The Equipment Leasing and Finance Association’s (ELFA) Monthly Leasing and Finance Index (MLFI-25), which reports economic activity from 25 companies representing a cross section of the $1 trillion equipment finance sector, showed their overall new business volume for November was $8.3 billion, unchanged from new business volume in November 2022. Volume was down 19 percent from $10.4 billion in October. Year-to-date, cumulative new business volume was up 4.1 percent compared to 2022.
Receivables over 30 days were 2.0 percent, down from 2.5 percent in October and up from 1.7 percent in the same period in 2022. Charge-offs were 0.4 percent, unchanged from the previous month and up from 0.3 percent in the year-earlier period.
Credit approvals totaled 76 percent, unchanged from October. Total headcount for equipment finance companies was down 0.4 percent year-over-year.

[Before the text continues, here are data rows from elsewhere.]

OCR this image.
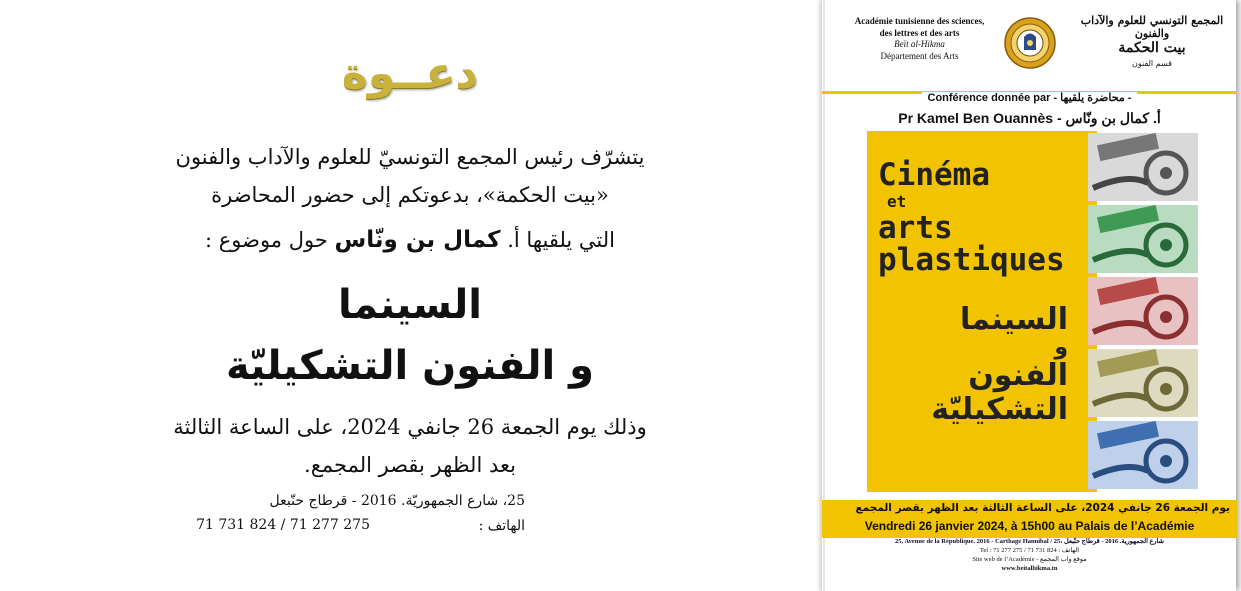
دعــوة
يتشرّف رئيس المجمع التونسيّ للعلوم والآداب والفنون
«بيت الحكمة»، بدعوتكم إلى حضور المحاضرة
التي يلقيها أ. كمال بن ونّاس حول موضوع :
السينما
و الفنون التشكيليّة
وذلك يوم الجمعة 26 جانفي 2024، على الساعة الثالثة
بعد الظهر بقصر المجمع.
25، شارع الجمهوريّة. 2016 - قرطاج حنّبعل
الهاتف :
71 731 824 / 71 277 275
Académie tunisienne des sciences,
des lettres et des arts
Beït al-Hikma
Département des Arts
المجمع التونسي للعلوم والآداب والفنون
بيت الحكمة
قسم الفنون
Conférence donnée par - محاضرة يلقيها -
Pr Kamel Ben Ouannès - أ. كمال بن ونّاس
Cinéma
et
arts
plastiques
السينما
و
الفنون
التشكيليّة
يوم الجمعة 26 جانفي 2024، على الساعة الثالثة بعد الظهر بقصر المجمع
Vendredi 26 janvier 2024, à 15h00 au Palais de l’Académie
25, Avenue de la République. 2016 - Carthage Hannibal / 25، شارع الجمهورية. 2016 - قرطاج حنّبعل
Tel : 71 277 275 / 71 731 824 : الهاتف
Site web de l’Académie - موقع واب المجمع
www.beitalhikma.tn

Separately, the Equipment Leasing & Finance Foundation’s Monthly Confidence Index (MCI-EFI) in December is 42.5, steady with the November index of 42.8. The MCI-EFI offers a qualitative assessment of both the prevailing business conditions and expectations for the future as reported by a cross-section of equipment finance executives.
ELFA President and CEO Leigh Lytle said, “Moving into the final month of the year, MLFI participants report mixed performance. Year-to-date originations are healthy despite some softness in year-over-year and month-to-month November data. Both losses and delinquencies show more acceptable levels, and no further rate increases by the Fed for the foreseeable future is more good news. With the increasing likelihood of a ‘soft landing’ the equipment finance industry should have a positive year-end.”
George Parker, Co-Chief Executive Officer, VenSource Capital LLC, said, “In November, equipment finance firms continued to showcase their resilience. While some segments continue to recover, most of our industry performed well. Facing sharply higher interest rates, inflationary pressures and geopolitical uncertainties, most industry firms have adapted and found ways to make strides. Even with a dip in monthly volume from October, year-to-date levels show an encouraging uptick. Also reassuring, 30-day delinquencies and charge-offs remain relatively low and steady. These results suggests that our industry is doing a great job of navigating current conditions and is well positioned to leverage opportunities once economic conditions stabilize.”